There is optimism in the UK around gene editing. ‘Many people think the law will change [in Europe and in the UK] and gene editing won’t be viewed as GMOs, and that will accelerate the development of better crop varieties,’ notes Foyer. But she warns that almost all eggs in the UK have gone into this one basket, which has left it waiting for a major shift in gene editing regulations. She worries about a lack of resources for traditional plant breeding, an expensive endeavour that takes time. Wheat in particular – with its complicated genetics – is a tricky crop to breed using conventional techniques. The UK government needs to spend more on breeding crop varieties that are more sustainable, require less pesticide inputs and tolerate future climate challenges, says Foyer.

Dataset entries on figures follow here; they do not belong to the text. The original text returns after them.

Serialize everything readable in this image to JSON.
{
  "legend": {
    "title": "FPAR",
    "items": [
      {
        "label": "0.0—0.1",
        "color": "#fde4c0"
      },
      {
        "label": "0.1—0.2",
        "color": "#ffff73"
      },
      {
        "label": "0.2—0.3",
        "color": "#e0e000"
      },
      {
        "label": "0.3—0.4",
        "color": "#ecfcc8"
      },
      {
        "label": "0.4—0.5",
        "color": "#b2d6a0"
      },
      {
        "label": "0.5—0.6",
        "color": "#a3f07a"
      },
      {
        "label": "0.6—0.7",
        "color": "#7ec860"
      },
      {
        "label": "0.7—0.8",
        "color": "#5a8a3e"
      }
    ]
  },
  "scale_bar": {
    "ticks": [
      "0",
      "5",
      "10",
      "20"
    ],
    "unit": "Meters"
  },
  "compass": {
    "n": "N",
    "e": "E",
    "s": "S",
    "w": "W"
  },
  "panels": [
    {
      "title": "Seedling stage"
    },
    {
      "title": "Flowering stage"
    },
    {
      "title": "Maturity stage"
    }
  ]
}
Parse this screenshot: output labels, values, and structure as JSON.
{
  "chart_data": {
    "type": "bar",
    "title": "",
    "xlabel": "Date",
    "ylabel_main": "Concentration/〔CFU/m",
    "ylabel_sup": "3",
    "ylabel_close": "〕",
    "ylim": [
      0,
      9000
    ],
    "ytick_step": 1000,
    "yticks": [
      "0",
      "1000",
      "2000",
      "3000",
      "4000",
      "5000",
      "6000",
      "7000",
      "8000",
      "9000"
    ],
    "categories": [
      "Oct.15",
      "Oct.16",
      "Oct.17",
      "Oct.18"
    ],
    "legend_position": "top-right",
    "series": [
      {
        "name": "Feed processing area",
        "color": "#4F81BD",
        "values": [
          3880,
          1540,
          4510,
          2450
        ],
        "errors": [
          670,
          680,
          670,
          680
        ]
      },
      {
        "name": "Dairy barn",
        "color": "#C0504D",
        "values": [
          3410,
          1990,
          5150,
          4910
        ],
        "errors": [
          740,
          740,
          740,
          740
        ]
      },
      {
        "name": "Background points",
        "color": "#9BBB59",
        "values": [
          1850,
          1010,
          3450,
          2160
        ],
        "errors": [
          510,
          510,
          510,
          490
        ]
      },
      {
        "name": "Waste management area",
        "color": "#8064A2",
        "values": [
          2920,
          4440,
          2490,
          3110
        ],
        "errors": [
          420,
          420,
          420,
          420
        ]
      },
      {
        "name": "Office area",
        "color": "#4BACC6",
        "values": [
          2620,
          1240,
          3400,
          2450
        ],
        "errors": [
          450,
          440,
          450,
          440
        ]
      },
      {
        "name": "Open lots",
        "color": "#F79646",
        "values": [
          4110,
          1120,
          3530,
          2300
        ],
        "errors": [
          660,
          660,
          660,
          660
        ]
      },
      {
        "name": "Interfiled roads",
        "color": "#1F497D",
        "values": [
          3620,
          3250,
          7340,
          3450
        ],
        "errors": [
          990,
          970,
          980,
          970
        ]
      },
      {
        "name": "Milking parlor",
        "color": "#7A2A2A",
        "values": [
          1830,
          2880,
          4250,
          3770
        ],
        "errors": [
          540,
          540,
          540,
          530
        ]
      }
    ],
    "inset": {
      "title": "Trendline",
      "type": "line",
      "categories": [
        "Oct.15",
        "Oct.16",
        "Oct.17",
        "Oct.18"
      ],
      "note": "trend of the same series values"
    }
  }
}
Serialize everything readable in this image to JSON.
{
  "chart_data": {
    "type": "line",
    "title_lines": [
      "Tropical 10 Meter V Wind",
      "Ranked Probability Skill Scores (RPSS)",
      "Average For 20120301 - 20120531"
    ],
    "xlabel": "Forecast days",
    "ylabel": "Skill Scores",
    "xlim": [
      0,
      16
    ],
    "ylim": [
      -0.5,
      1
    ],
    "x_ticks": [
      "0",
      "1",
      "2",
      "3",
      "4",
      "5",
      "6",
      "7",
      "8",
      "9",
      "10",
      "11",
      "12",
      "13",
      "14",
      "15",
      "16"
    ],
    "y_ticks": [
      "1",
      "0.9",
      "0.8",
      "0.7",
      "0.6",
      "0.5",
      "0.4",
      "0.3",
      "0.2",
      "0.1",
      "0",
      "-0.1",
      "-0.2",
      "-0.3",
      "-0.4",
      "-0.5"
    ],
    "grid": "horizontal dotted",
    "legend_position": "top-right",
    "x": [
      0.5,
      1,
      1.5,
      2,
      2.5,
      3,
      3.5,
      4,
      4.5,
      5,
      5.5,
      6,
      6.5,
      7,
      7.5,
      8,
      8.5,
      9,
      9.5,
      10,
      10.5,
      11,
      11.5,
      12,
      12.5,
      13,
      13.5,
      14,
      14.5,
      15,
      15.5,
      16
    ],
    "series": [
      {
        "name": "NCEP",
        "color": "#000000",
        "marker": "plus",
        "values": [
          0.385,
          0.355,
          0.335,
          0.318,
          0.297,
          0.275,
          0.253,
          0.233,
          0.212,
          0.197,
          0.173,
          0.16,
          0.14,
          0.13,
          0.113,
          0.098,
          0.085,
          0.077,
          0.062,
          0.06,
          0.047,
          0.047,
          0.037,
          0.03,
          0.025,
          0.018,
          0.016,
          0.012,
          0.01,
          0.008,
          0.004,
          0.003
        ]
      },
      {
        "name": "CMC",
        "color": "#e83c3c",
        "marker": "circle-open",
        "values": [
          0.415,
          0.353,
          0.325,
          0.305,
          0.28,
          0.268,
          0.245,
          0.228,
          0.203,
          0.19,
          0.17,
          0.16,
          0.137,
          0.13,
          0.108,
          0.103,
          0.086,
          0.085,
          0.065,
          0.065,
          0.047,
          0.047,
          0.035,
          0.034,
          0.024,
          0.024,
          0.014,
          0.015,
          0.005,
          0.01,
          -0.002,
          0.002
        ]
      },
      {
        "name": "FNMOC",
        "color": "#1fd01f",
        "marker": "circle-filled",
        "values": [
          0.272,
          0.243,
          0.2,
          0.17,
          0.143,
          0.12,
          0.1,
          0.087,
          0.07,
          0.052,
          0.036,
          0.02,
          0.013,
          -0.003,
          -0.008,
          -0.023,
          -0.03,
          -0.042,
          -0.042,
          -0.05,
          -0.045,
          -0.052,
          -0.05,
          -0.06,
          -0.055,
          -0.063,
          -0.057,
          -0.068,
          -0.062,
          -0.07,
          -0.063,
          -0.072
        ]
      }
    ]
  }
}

Another positive step would be to reduce polluting meat production. ‘If we could reduce the number of animals eating corn in feedlots, we would have more land for available for other foods,’ says Stephen Herbert, an agronomist at the University of Massachusetts, US. He is concerned too about cropland conversion for other purposes, including for solar power, and has experimented with growing vegetables below solar panels.

The 2020 EAT-Lancet report reviewed what a healthy diet from a sustainable food system looks like. It estimated that global consumption of fruits, vegetables, nuts and legumes will have to double by 2050, and foods such as red meat and sugar will have to be cut by more than half. ‘A diet rich in plant-based foods and with fewer animal source foods confers both improved health and environmental benefits,’ the report concluded. It proposes boundaries for global food production to decrease the risk of ‘catastrophic shifts in the Earth system,’ in terms of nitrogen and phosphorus applications, water and cropland use. One analysis suggested that the diet was not affordable for the world’s poor (Lancet Global Health, doi: 10.1016/S2214-109X(19)30502-9).

The EAT-Lancet diet requires radical changes to global agriculture, said Pedro Sanchez, a food security lecturer at the University of Florida, US, also speaking at the AAAS meeting earlier in 2021. He estimated an extra 448m ha of nutrient-rich crops needs to replace other crops, but dietary changes – especially less meat – would free up hundreds of millions of hectares from nutrient-poor crops (Food Security, 2020, 91, 101843). ‘The reason why we cannot afford these good diets is there is not enough supply of nutrient rich food,’ says Sanchez.

Newer technologies could usher in smarter farming and quicker crop breeding, says Elouafi. ‘Lots of breakthroughs should allow us to have a technological solution to push for more intercropping, as well as a broader and diversified cropping system.’ There can be few more pressing issues than the production of enough healthy food for the planet, sustainably and without wrecking the environment for future generations.